LGBTQ film festival in Lithuania

Vilnius Queer Festival “Kreivės” is an annual LGBT film festival in Lithuania. The term "Kreivės" from the Lithuanian language means "the curves".

The festival is open to feature films, documentaries and short films focusing on lesbian, gay, bisexual, transgender, queer, and intersex themes. Nonetheless, building on earlier and cooperating with current other queer initiatives, the festival aspires to be a unique space for film screenings, events, and community building. Working languages of the festival are Lithuanian and English. Works accepted to screen at the festival are categorised in competitive and non-competitive categories at the discretion of "Kreivės".

Held in a little cinema in central Vilnius and venues across the town, "Kreivės" events attract several thousand visitors each year. Entrance to the festival's film screenings and events is donation-based.

The festival is organised by In Corpore in cooperation with other organisations and individual activists and artists.
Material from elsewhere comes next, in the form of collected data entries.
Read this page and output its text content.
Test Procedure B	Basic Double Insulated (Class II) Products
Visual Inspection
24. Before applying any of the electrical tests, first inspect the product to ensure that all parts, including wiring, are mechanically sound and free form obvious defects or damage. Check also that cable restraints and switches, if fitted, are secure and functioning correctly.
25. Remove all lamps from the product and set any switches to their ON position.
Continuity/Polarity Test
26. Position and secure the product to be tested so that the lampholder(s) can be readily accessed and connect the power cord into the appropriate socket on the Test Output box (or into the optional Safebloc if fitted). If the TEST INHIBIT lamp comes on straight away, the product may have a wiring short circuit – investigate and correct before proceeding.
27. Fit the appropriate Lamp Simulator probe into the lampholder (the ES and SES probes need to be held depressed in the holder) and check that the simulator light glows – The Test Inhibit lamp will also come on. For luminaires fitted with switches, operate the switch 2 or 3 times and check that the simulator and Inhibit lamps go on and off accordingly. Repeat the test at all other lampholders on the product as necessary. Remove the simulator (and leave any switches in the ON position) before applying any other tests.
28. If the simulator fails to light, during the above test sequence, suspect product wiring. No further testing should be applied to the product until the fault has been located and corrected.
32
==2017 winners and featured movies==
- Best Short Film: Beautiful figure (Szép alak): A realistic tale of unrequited desire and infatuation.
- Jury's Special Mention: Mr. Sugar daddy: The performance of Bengt C.W. Carlsson gives life to some essential questions about sex, love, and aging.
- Audience Choice: Cas: Pepijn and Sjors' steady, seven-year relationship is shaken up after they allow a young student named Cas to sleep on their couch until he finds a place of his own.